Удивительно, но почему-то именно сегодня мне захотелось, чтобы моя очередная мазня стала чем-нибудь существенным, непохожим на всё остальное, что я малевал до этого, и, безусловно, заблистала новизной. Кстати, в непохожести иногда проще узреть истину, хотя некую её долю.

Так, возможно, и создаётся красота – спонтанно и неожиданно. Ведь любая капля краски, словно капелька жизнетворного семени, попав в долгожданное лоно и, трепетно вживляясь в него, просто обязана начать новую жизнь. Для этого её и создала природа. А у природы, как я успел заметить, всё предопределено - и ничего лишнего не бывает.

В принципе я - реалист, и, как не крути, мне нравиться мир, где всё до невозможности реально, хотя я бывает иногда и не лишёно некой чувственной доли прикоснуться к чему-нибудь этакому надуманному и даже мистическому. Но всё-таки иметь дело с реальными лицами, любыми – одухотворёнными или бессмысленными, отягощенными убийственной скукой значительно проще. А так же мне нравятся фигуры – разных конфигураций и форм, их подвижность или инертность, их живая нестабильность.

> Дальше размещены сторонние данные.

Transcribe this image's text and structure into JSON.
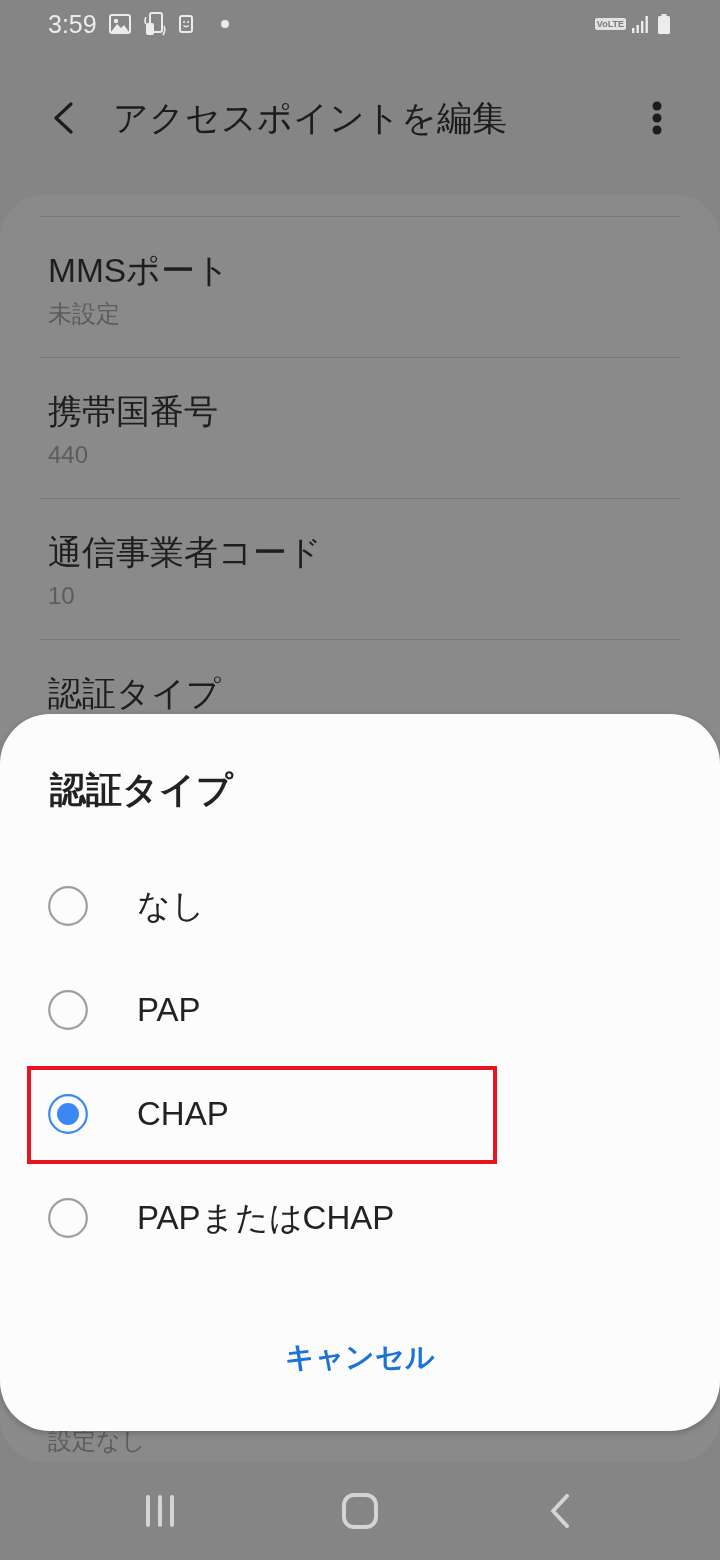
{
  "status_bar": {
    "time": "3:59",
    "network_badge": "VoLTE"
  },
  "header": {
    "title": "アクセスポイントを編集"
  },
  "settings": [
    {
      "title": "MMSポート",
      "summary": "未設定"
    },
    {
      "title": "携帯国番号",
      "summary": "440"
    },
    {
      "title": "通信事業者コード",
      "summary": "10"
    },
    {
      "title": "認証タイプ"
    },
    {
      "summary": "設定なし"
    }
  ],
  "dialog": {
    "title": "認証タイプ",
    "options": [
      {
        "label": "なし",
        "selected": false,
        "highlighted": false
      },
      {
        "label": "PAP",
        "selected": false,
        "highlighted": false
      },
      {
        "label": "CHAP",
        "selected": true,
        "highlighted": true
      },
      {
        "label": "PAPまたはCHAP",
        "selected": false,
        "highlighted": false
      }
    ],
    "cancel": "キャンセル"
  }
}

Впрочем, я до сих пор не могу понять, в чём проявляется всё это? В чём разница моего оголенного, как электрический провод, реализма со слезливым романтизмом или диким натурализмом? Не знаю. И это странно. Вот возьми я, к примеру, и нарисуй  две обычные фарфоровые чашки, расположив их на обыкновенном обеденном столе. Да так как они обычно бы и стояли, учитывая их положение к источнику света, тень, образ, ничего не умоляя и не добавляя. Вот именно всем этим я как бы воссоздам предельно точную картину реального восприятия мира. И даже если эта простая, без всяческих сюрреалистических нагромождений, картинка поразит воображение какого-нибудь ценителя подобной мазни, она попросту будет изначально мертва, застыв в своей прелести абсолютизма. И это не изменится до тех пор, пока я вдруг случайным или каким-нибудь целенаправленным мазком кисти не сдвину эти чашки немного в сторону, хотя бы на миллиметр. И вот тогда – о, чудо! – изменится всё: и спектры света, и тень, и даже тишина. И тогда - ушедшая внезапно реальность, минуя настоящее, неожиданно сама по себе обретёт определённую реальную будущность. И родиться истина! А в чём она потом проявится - не суть важно. Ну, зачем, скажите, искать всему какое-то объяснение? Разве не достаточно уже самой реальности.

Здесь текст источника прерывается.